Die lange Geschichte des Scheiterns von Friedensverhandlungsprozessen mit den verschiedenen Aufständischen in Kolumbien könnte im Zusammenhang mit der Art und Weise der von ihnen geltend gemachten Rückforderung erklärt werden.
Tatsächlich wurden die wenigen Prozesse, die zu einem positiven Ergebnis führten, von zutiefst reformistischen Guerillas getragen, die weder die Struktur des Landbesitzes noch das Produktionssystem in Frage stellten.
Nichtsdestotrotz wurden sogar diese Minimalreformen zum Zeitpunkt ihrer Durchsetzung systematisch verraten. Die massive Ermordung von Mitgliedern der Gruppen, die ihre Waffen ausgehändigt hatten, war eine Konstante und ist es noch.
Die Idee des Friedens entwickelte sich im Laufe der kolumbianischen Geschichte zu einer schrecklichen Falle, delegitimiert durch den mangelnden Willen zur Umsetzung und die damit verbundene Zahl der Todesopfer. Die herrschenden Familien machten sich nicht trotz des Konflikts, sondern mit ihm ans Regieren.
Ein wichtiger Meilenstein in der Geschichte der Friedensprozesse ist die Auslöschung der Patriotischen Union, einer linksgerichteten politischen Partei, die 1984 aus Friedensverhandlungen zwischen der Regierung von Präsident Belisario Betancur (1982–1986) und Rebellengruppen, einschließlich der Revolutionären Streitkräfte Kolumbiens (FARC), hervorgegangen war.

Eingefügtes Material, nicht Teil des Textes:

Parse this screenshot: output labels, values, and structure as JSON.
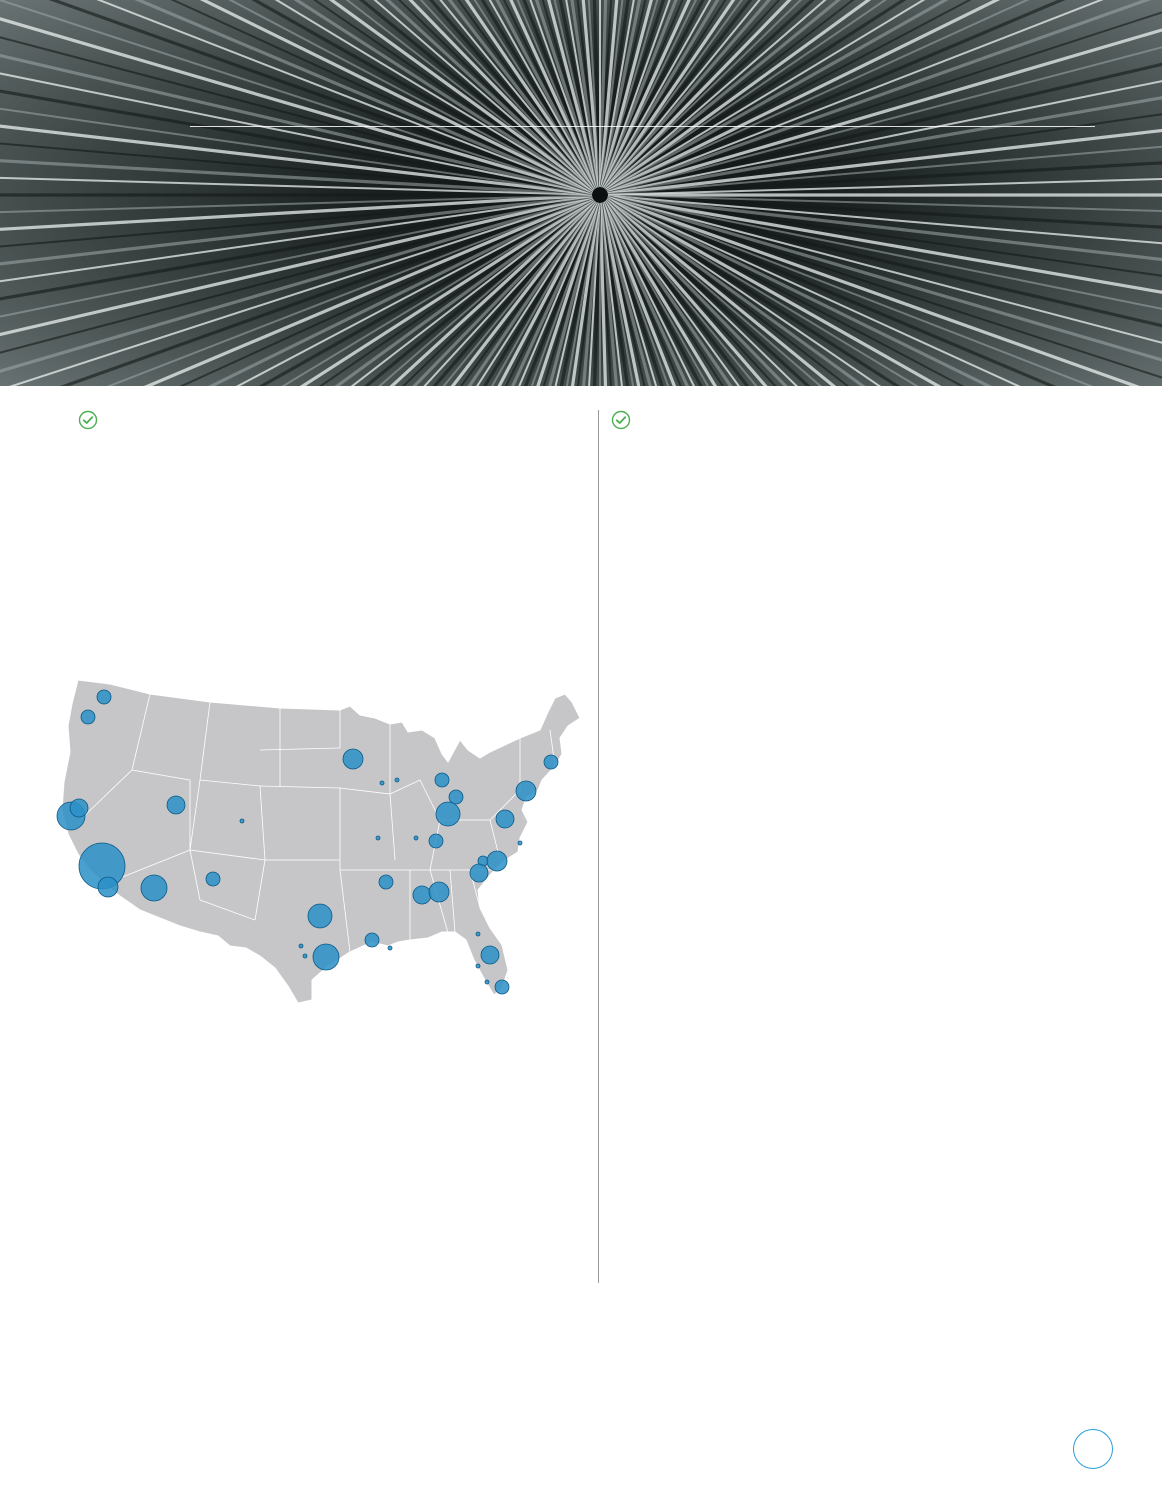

Nicht weniger als 5.000 Mitglieder wurden von illegalen bewaffneten Gruppen und staatlichen Sicherheitskräften ermordet.
Die von paramilitärischen Gruppen mit der Komplizenschaft und Unterstützung der kolumbianischen Armee durchgeführten Massaker und massiven Vertreibungen wurden während des Verhandlungsprozesses 1994 ersonnen; diese Strategie zielte darauf ab, eine Kluft zwischen Aufständen und der kolumbianischen Gesellschaft zu schaffen. Dieser Raum wurde dann mit einem kindischen herrschenden Narrativ von dem Konflikt als einer Geschichte von Helden und Schurken gefüllt.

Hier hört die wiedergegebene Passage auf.